Let $R$ be a commutative ring. Suppose that for every prime ideal $\mathfrak p$ of $R$, the localization $R_{\mathfrak p}$ is an integral domain. Must $R$ be a integral domain?
I was trying to think of counter-examples, but kept getting $R_{(0)}$ = the zero ring, which is not a domain.
Any guidance would be much appreciated. Thanks.
Best Answer
Zev's and Georges' answers are complete. I would like to give you a deeper sight. This is a guide line through easy claims that you should be able to prove on your own.

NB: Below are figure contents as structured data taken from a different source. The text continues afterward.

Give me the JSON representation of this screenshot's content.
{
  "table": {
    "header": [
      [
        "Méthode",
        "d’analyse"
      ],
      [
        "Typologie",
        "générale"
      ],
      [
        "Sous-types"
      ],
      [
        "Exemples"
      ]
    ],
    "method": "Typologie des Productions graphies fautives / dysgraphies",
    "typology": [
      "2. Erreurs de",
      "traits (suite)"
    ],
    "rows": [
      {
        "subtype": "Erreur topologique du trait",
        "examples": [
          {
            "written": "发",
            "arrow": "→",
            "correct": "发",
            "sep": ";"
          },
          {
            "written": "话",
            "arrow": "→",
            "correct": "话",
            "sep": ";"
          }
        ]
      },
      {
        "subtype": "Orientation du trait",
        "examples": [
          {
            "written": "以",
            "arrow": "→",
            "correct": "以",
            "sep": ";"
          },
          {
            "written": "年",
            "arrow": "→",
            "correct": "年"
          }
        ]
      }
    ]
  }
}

Let $A$, $B$ be two rings.
Every ideal of $A \times B$ is of the form $I \times J$, for unique ideals $I \subseteq A$ and $J \subseteq B$. If this is the case, $(A \times B) / (I \times J) \simeq (A / I) \times (B / J)$.
$A \times B$ is a domain iff ($A$ is a domain and $B = 0$) or ($B$ is a domain and $A = 0$).
Every prime ideal of $A \times B$ is of the form $\mathfrak{p} \times B$, for some prime ideal $\mathfrak{p}$ of $A$, or $A \times \mathfrak{q}$, for some prime ideal $\mathfrak{q}$ of $B$.
The localization $(A \times B)_{\mathfrak{p} \times B}$ is isomorphic to $A_\mathfrak{p}$, for every prime ideal $\mathfrak{p}$ of $A$.
This proves that if a ring $R$ is the product of a finite number ($\geq 2$) of integral domains, then $R$ is not a domain but every its localization at primes is a domain.
This has also a geometric interpretation, if you know Zariski topology on the prime spectrum of a ring. From (3) you have a homeomorphism $\mathrm{Spec} (A \times B) \simeq \mathrm{Spec} A \coprod \mathrm{Spec} B$, then $\mathrm{Spec} (A \times B)$ is disconnected and is locally the spectrum of a domain, if $A$ and $B$ are domains.